“We’ve passed the worst,” said Shaddy; and after glancing at him quickly, to see if he meant it or was only speaking to give him encouragement, Rob sat looking round at the watery waste, for as far as his eyes could penetrate there was no sight of dry land. Everywhere the trees stood deep in water, that was still as the surface of a lake through which a swift river ran, with its course tracked by rapid and eddy, and dotted still with the vegetation torn out from the banks.
As the boy turned to the great tree beside him he could not keep back a shudder, for the monstrous serpent was in restless motion, seeking for some means of escape; and though there was no probability of its reaching their resting-place, the idea would come that if the writhing creature did drop from the tree, overbalancing itself in its efforts to escape, it might make a frantic struggle and reach theirs.
As he thought this he caught sight of the guide watching him.
“What is it, my lad?” he whispered; and the lad, after a little hesitation, confided in the old sailor, who chuckled softly. “You needn’t be alarmed about that,” he said. “If such a thing did happen your lion would be upon his head in a moment, and in a few minutes there’d be no lion and no snake, only the mud stirred up in the water to show which way they’d gone.”
“The water is sinking, Naylor,” cried Brazier just then, in an excited tone.
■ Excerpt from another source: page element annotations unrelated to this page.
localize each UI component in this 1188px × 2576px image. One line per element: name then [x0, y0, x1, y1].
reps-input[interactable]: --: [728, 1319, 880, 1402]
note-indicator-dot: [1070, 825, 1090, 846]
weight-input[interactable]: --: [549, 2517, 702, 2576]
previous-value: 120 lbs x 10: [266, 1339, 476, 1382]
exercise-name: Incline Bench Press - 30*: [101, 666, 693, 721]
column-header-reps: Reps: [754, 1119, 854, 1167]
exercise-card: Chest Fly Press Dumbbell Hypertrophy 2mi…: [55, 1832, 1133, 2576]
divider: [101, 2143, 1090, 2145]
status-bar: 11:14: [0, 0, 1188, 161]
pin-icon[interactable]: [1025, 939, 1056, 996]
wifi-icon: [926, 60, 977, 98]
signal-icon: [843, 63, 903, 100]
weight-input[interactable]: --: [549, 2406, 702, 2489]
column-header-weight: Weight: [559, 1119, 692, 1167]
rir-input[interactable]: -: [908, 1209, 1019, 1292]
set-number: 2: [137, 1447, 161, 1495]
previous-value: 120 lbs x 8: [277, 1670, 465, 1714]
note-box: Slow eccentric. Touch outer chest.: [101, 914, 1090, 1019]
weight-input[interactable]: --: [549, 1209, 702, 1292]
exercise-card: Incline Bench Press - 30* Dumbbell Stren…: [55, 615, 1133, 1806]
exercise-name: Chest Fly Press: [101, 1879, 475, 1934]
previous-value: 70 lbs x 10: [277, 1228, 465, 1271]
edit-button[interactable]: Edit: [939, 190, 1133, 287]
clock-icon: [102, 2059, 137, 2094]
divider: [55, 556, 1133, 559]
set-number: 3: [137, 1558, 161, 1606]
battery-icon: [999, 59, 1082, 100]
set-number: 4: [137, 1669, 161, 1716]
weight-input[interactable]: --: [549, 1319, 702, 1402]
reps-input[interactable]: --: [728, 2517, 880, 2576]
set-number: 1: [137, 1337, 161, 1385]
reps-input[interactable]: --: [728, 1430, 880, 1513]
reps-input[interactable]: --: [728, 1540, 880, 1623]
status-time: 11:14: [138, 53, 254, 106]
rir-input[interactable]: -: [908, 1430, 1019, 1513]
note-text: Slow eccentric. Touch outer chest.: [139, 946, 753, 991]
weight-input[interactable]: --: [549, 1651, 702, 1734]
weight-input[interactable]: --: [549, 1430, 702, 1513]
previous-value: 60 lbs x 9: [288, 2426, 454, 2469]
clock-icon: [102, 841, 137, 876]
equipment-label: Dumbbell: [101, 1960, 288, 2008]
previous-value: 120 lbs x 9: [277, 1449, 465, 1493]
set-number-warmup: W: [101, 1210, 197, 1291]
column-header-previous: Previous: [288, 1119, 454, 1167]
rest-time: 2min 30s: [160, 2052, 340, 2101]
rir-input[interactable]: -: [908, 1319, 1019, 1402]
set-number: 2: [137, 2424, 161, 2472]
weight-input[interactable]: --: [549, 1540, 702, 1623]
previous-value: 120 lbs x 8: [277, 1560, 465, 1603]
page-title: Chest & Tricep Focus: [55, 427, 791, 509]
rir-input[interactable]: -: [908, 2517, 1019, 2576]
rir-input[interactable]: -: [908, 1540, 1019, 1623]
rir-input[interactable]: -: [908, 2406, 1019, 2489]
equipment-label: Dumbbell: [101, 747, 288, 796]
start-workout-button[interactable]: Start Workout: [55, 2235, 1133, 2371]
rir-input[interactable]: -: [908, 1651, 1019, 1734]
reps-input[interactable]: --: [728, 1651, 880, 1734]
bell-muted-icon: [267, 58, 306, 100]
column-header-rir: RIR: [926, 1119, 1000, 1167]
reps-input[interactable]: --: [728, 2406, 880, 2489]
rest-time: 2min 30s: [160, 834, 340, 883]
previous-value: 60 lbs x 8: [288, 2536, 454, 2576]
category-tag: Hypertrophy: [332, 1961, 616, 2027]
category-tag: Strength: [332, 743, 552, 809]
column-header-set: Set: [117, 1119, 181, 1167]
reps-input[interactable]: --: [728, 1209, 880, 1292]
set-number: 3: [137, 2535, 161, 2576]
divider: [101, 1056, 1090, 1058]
“Yes, sir, but very slowly.”
“How long will it take to go down?”
“Days, sir. This place will not be dry for a week.”
“Then what about food and a place to rest?”
“We’ve got enough to last us two days with great care,” said the man slowly, “and we shan’t want for water nor shelter from the sun. Rest we must get as we can up here, and thankfully too, sir, for our lives are safe. As to what’s to come after two days I don’t know. There is, I say, no knowing what may happen out here in two days.”